The conclusion to Chibber’s article has a distinctly social democratic ring and even more specifically that of the DSA’s old guard. He advocates: “Any viable left has to also embrace electoral politics as the other node of a two-pronged strategy, in which power at the base is combined with a parliamentary wing, each feeding the other.”

So you have to wonder what that parliamentary wing entails. In the USA, it can only mean one thing—backing the Sanderista movement. In October 21, 2015, Verso published a statement by leading academics calling for support for the Bernie Sanders campaign, which in their words was “committed to a clear and emphatic reassertion of the importance of public goods and the public sector that provides them, including public higher education in particular.”

The signatories constitute a kind of who’s who of the academic left including Vivek Chibber and Walter Benn Michaels, another high priest of Marxist orthodoxy who like Chibber can’t stand the middle-class left with its obsessions over (quoting Chibber) “language, individual identity, body language, consumption habits, and the like.” Back in the 60s and 70s, there were professors who went into industry if they were serious about connecting with the working class, including Hans Ehrbar, the retired U. of Utah economist who makes Marxmail possible.
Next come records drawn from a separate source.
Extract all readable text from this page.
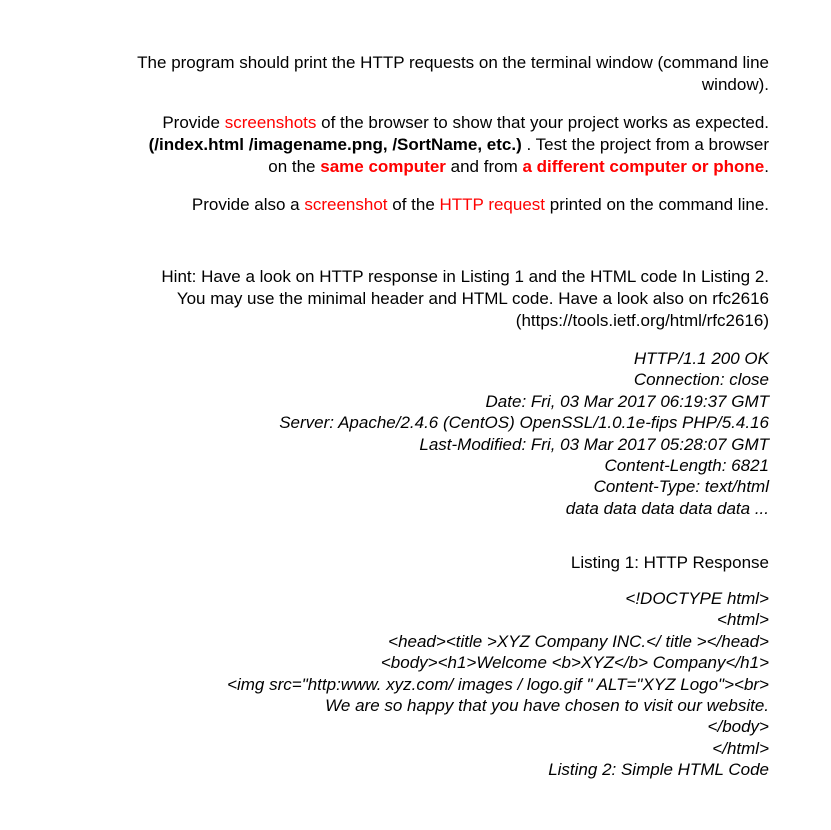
The program should print the HTTP requests on the terminal window (command line
window).
Provide screenshots of the browser to show that your project works as expected.
(/index.html /imagename.png, /SortName, etc.) . Test the project from a browser
on the same computer and from a different computer or phone.
Provide also a screenshot of the HTTP request printed on the command line.
Hint: Have a look on HTTP response in Listing 1 and the HTML code In Listing 2.
You may use the minimal header and HTML code. Have a look also on rfc2616
(https://tools.ietf.org/html/rfc2616)
HTTP/1.1 200 OK
Connection: close
Date: Fri, 03 Mar 2017 06:19:37 GMT
Server: Apache/2.4.6 (CentOS) OpenSSL/1.0.1e-fips PHP/5.4.16
Last-Modified: Fri, 03 Mar 2017 05:28:07 GMT
Content-Length: 6821
Content-Type: text/html
data data data data data ...
Listing 1: HTTP Response
<!DOCTYPE html>
<html>
<head><title >XYZ Company INC.</ title ></head>
<body><h1>Welcome <b>XYZ</b> Company</h1>
<img src="http:www. xyz.com/ images / logo.gif " ALT="XYZ Logo"><br>
We are so happy that you have chosen to visit our website.
</body>
</html>
Listing 2: Simple HTML Code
Do you think that people like Chibber would ever take a factory job like Ehrbar did? Nah, the guy is all talk.

Now, this is some bundle of middle-class politics–like a full diaper. For all of Chibber’s Marxist bluster, this guy is an echo chamber for the kind of politics you can find in the rightwing of the DSA, Dissent Magazine, In These Times, et al. I can’t say that I am totally surprised but it must have been a real surprise to Charlie Post who has maintained an ideological bromance with Chibber for over a decade at least.

In Post’s critique of Chibber’s article, he makes sure to lavish praise on this steaming pile of horse manure even if he makes some useful points. But you can see how lame the critique is with the opening words: “Chibber’s call for a ‘cadre party’ rooted in the working class is most welcome.” I suppose so, but when Chibber links to a puff piece on Togliatti in support of such a call, you have to wonder whether Post bothered to check the links. Very poor scholarship, indeed. But when you are in the business of having to offer a serious critique of some really crappy politics but only with kid gloves, you are left with an unenviable task.

Chibber defended himself as only an arrogant don would: “Much of Post’s essay agrees with and repeats what was in mine. But some of it is tendentious, representing claims that aren’t implied in ‘Our Road to Power,’ much less advocated.”

I’ll leave these two to their own devices. These dueling, huffing and puffing, preening male academic peacocks deserve each other.